Why was I selected to be audited?
The audit planning process for SIU has been designed to comply with the Global Internal Auditing Standards adopted for the profession by the Institute of Internal Auditors, as well as, the Fiscal Control and Internal Auditing Act (FCIAA). These two documents, combined with the risk assessment tools developed by our office, are the basis for the development of the annual audit plan. Audits for many high-risk units are routinely scheduled, while other units are selected for audits of their internal controls over their administrative processes. Because it is not feasible to audit every department each year, we focus our limited staffing and resources on areas where audit efforts will provide the greatest value and impact to the university.

Primary considerations in establishing which units will be audited include:  

  • evaluation of risk 
  • the results of previous internal and external audits
  • industry risk patterns
  • revenue and expense analysis
  • the length of time since last audited, and
  • specific requests and other input by administrators.


What should I expect when my unit/department is selected for an audit? 
Although unannounced audits are initiated where appropriate, typically a representative of the Office of Internal Audit will contact you to schedule a meeting to discuss the upcoming review.  We will discuss the objective, scope, and logistics of conducting the audit.

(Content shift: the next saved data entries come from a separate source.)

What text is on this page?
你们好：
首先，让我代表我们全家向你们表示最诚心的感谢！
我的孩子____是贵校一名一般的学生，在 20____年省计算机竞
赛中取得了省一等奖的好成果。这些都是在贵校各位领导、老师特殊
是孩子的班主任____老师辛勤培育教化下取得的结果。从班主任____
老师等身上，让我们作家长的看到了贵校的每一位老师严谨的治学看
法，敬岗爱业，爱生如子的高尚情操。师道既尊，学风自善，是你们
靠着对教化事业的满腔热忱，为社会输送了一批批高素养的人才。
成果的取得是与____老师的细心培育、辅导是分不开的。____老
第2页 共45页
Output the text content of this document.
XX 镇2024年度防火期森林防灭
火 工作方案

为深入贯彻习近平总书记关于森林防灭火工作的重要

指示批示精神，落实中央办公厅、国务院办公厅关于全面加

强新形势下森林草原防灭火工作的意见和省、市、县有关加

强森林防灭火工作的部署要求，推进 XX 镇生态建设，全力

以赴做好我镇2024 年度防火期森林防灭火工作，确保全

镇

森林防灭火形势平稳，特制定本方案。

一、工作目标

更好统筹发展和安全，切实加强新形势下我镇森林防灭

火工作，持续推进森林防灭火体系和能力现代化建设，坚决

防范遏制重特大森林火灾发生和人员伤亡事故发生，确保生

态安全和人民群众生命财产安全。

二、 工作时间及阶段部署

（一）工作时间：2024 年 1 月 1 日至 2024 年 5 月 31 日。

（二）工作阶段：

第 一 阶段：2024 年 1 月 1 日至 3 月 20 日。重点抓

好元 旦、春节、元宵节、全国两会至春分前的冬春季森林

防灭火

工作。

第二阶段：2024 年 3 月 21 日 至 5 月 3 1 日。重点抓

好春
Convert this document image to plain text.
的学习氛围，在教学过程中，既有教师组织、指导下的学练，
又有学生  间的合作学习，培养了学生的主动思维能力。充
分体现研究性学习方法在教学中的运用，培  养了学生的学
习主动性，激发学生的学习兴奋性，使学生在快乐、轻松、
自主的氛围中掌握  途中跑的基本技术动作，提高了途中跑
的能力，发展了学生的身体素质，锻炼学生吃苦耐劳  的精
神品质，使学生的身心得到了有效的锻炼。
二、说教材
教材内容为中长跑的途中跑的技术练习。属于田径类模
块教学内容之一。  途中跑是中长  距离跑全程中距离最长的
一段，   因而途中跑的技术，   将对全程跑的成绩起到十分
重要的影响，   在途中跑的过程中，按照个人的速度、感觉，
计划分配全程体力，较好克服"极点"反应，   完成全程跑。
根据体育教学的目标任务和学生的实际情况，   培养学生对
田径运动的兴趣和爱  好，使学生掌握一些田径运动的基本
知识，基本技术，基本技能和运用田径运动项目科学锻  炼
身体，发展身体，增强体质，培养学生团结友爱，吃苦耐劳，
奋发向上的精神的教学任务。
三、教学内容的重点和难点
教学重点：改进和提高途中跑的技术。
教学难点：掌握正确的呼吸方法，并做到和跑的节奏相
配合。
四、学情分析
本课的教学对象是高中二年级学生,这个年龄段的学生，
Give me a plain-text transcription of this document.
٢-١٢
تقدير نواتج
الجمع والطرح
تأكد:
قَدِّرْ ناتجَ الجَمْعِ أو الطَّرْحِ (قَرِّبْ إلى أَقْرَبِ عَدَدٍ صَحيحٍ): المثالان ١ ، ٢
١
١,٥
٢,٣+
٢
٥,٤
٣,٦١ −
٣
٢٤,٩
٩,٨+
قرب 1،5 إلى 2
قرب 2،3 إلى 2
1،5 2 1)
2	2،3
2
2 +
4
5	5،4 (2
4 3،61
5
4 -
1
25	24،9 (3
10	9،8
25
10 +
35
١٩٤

At this initial meeting, you should take the opportunity to discuss any concerns or questions you may have about the audit, to identify any issues or areas of special concern that you would like the audit to address, and to determine how you can facilitate the audit process. A typical audit includes preliminary research; data collection (some by interview), analysis, and review; and preparation and distribution of an audit report. Control weaknesses identified during the audit will be noted in the audit report, and a follow-up review will subsequently be performed to determine whether corrective action has been taken.

How can I benefit from an audit?
Our goal is to help you determine whether there are appropriate internal controls over your administrative processes and systems in your department. We may also be able to show you ways to improve the efficiency and effectiveness of your operations.

What about the confidentiality of information retained by our department?
Per the internal Audit Charter, the Board of Trustees authorizes the internal audit function to:  “Have full and unrestricted access to all functions, data, records, information, physical property, and personnel pertinent to carrying out internal audit responsibilities. “  “Internal auditors are accountable for confidentiality and safeguarding records and information.”  Documents and information given to Internal Auditors will be handled in the same prudent manner as by those employees normally accountable for them.  Please also note that the State of Illinois Auditor General has access to all audit reports, but audit reports and workpapers are exempt from external disclosure under the Illinois Freedom of Information Act. 

Who do we report issues to?
Internal Audit reports its issues to the appropriate university management (the responsible party) to ensure accountability and a timely resolution. Specifically, audit results are communicated to the management of the area under review during the fieldwork phase. Then, during the reporting phase, additional university personnel, such as the President, Chancellor, and designated administrative employees, are included in the distribution of the final report. This reporting structure helps ensure that issues are addressed effectively, corrective actions are implemented, and overall governance, risk management, and internal control processes are strengthened. For additional information regarding the reporting process, please see the Internal Audit Function and Process.   

What are some common recommendations for common audit issues?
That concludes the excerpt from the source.